Outro pormenor importante: a prateleira a todo o comprido da pedra e onde se depositava a esponja e o giz; se com requinte e rebordo para suportar tudo sem cair pó nem nenhum dos paus de giz, aí quase pedíamos para escrever ou fazer contas ...
Claro que nesses nossos tempos, luxo era podermos utilizar a esponja; para o dia a dia, lá estava o pano mais ou menos húmido para “safar” e deixar a superfície reutilizável em condições razoáveis... Quando o pó era demasiado, vinha a trabalheira de termos de lavar o quadro... E este pó variava conforme a qualidade dos pedaços de gesso que aproveitávamos para os nossos trabalhos no quadro; daquela vez que se levou um para a sala que fazia só riscos vincados, foi o bom e o bonito! O que o levou cheio de boa vontade apanhou um raspanete... (Não falo em giz de cor; seria caso para perguntar se saberíamos o que era isso?)

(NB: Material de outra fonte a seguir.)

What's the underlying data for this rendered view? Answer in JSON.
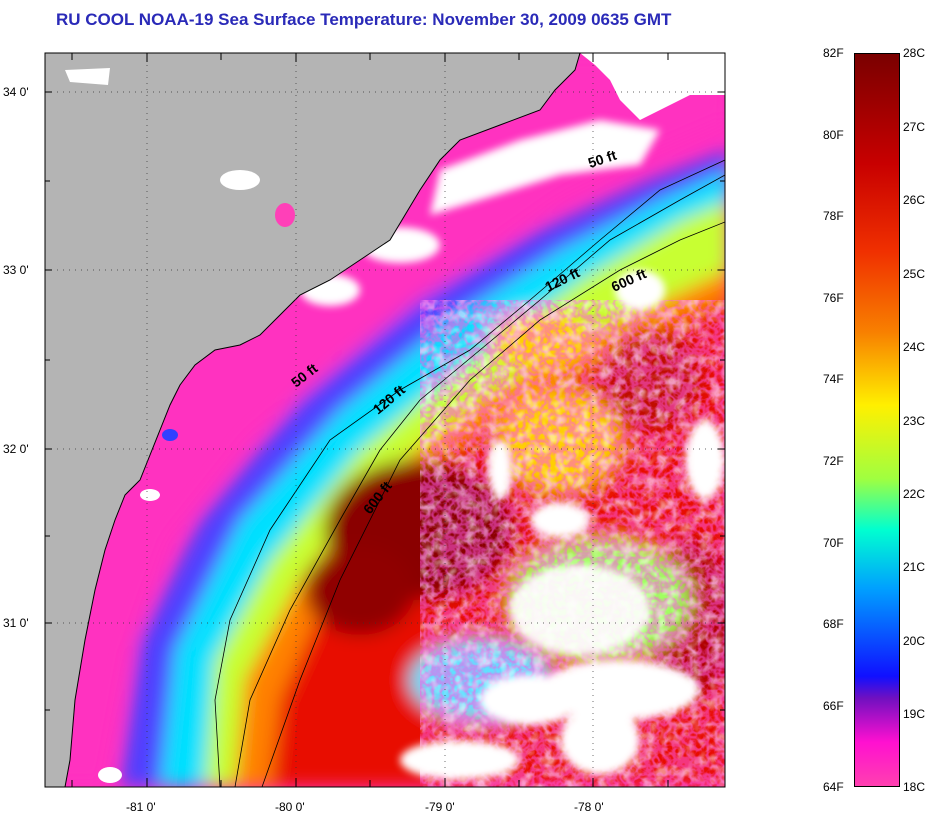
{
  "title": "RU COOL  NOAA-19  Sea Surface Temperature:  November 30, 2009 0635 GMT",
  "map": {
    "lat_labels": [
      "34 0'",
      "33 0'",
      "32 0'",
      "31 0'"
    ],
    "lon_labels": [
      "-81 0'",
      "-80 0'",
      "-79 0'",
      "-78 0'"
    ],
    "contours": [
      "50 ft",
      "120 ft",
      "600 ft"
    ],
    "colors": {
      "land": "#b4b4b4",
      "cloud": "#ffffff",
      "cold": "#ff20c0",
      "warm": "#8a0000"
    }
  },
  "colorbar": {
    "fahrenheit": [
      "82F",
      "80F",
      "78F",
      "76F",
      "74F",
      "72F",
      "70F",
      "68F",
      "66F",
      "64F"
    ],
    "celsius": [
      "28C",
      "27C",
      "26C",
      "25C",
      "24C",
      "23C",
      "22C",
      "21C",
      "20C",
      "19C",
      "18C"
    ]
  }
}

Também de ardósia, a nossa lousa. Aí fazíamos a quase totalidade dos trabalhos escritos: aprendíamos a desenhar as primeiras letras, os números; aí riscávamos as cópias, os ditados, as contas e os problemas; os mais dotados de mãos desenhavam maravilhas que o dedo impiedoso apagava!
E a lousa era mágica: rectangular, 30X20 cms, rígida (logo podia pôr-se sobre os joelhos, pousar-se sobre a carteira ou colocá-la no chão...). Para escrever nada mais que um ponteiro do mesmo material; uns, delgados e longos com a parte de cima envolvida num papel colorido, outros mais grossos ..., mas o normal eram uns restos dos que se iam partindo e que aproveitávamos pois um novo custava um tostão e dinheiro em tempo de guerra era coisa não vista.
Será bom esclarecer que tinha à volta um caixilho de madeira com o mérito de nos permitir escrever o nome e, claro, não deixava que se apagasse o trabalho que estava na parte de trás.
Contudo o mais inovador nestas lousas era o sistema de apagar ou safar: o normal era a cuspidela bem medida e o dedo, para as emendas curtas e rápidas; agora para apagar toda a superfície havia dois métodos: para as meninas, a utilização de uma “esponja” de pano; para os rapazes o normal era o cotovelo da camisola ou quando muito a palma da mão! Isto dito assim é capaz de chocar alguns elementos das brigadas ambientalistas..., mas o certo é que o ritmo de trabalho era absorvente e ouvíamos logo a voz imperativa:
- Ora vamos aos problemas!
E a lousa tinha de estar pronta para a nova tarefa...
De vez em quando, mas com certeza em vésperas de exame, a limpeza da ardósia e do caixilho era verificada!...Tudo bem lavado, esfregado e, acontecia com frequência, os caixilhos raspados com uma faca. Para a ardósia ficar mais pretinha... usava-se um pingo de azeite...
Quem aí que ainda tenha a sua velhinha lousa?